As the name implies, the TIRA system comprises a tracking radar and an imaging radar. The narrowband, fully coherent, high power tracking radar has a transmission frequency in L-band (1,333 GHz) and the wideband imaging radar has a transmission frequency in Ku-band (16.7 GHz) and is currently equipped with a high target resolution.
I suspect that there'll be something more detailed about the technologies used in the Publications section of the FHR site, but couldn't find anything on the quick, and I lack the time right now to go through the complete lists for each year.
There is an animation showing 3D rotation of the radar image in this Fraunhofer FHR tweet and a video of the dish in motion as well. Note the #radarlove hash tag.
More on the TIRA System.
(The FHR is one of several dozen application-oriented research institutes in the umbrella Fraunhofer Gesellschaft, a.k.a. FGAN.)

Source Aerial view of the space observation radar TIRA © Fraunhofer FHR
The key principle is Inverse Synthetic Aperture Radar (ISAR). From an FHR publication FGAN contribution to the MIR deorbiting campaign 2001 by L.Leushacke (p68, courtesy the SAO/NASA Astrophysics Data System (ADS)):
...the cross range resolution is provided by Doppler frequency analysis and is mainly determined by the processed synthetic aperture, i.e. the target aspect angle changes during the processing interval. For a square resolution cell of 25 x 25cm the necessary aperture angle is about 2.7°.
(In: Proceedings of the international workshop "MIR deorbit", 14 May 2001, ESOC, Darmstadt, Germany. Eds.: Walter Flury & Huguette Sawaya-Lacoste.

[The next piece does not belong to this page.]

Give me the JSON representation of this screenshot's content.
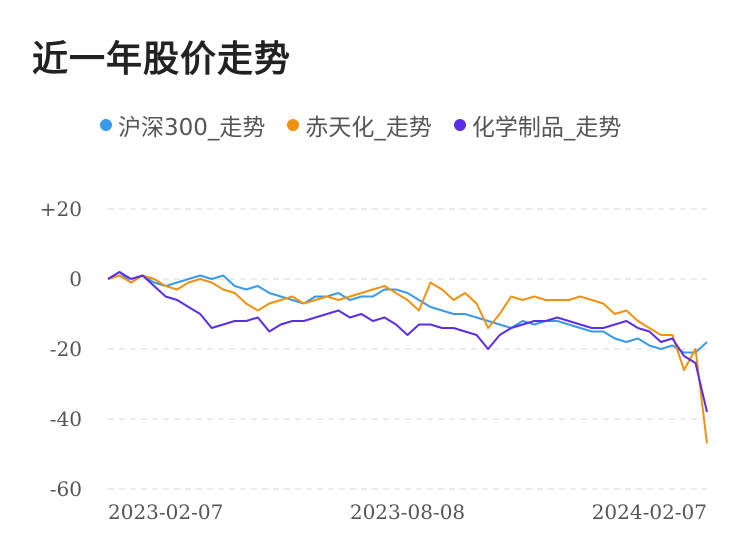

ESA SP-498, Noordwijk, Netherlands: ESA Publications Division, ISBN 92-9092-808-5, 2002, p. 67 - 72.)
In other words, the idea is that when you have a radar (as opposed to a passive radio observatory) capable of generating carefully controlled pulses, and when your receiver has sufficient bandwidth and sufficient spectral resolution, and when the target is moving across the line of sight, then you don't need a huge antenna baseline to attain high image resolution: The motion of the target is what provides the baseline. (Whence Inverse SAR).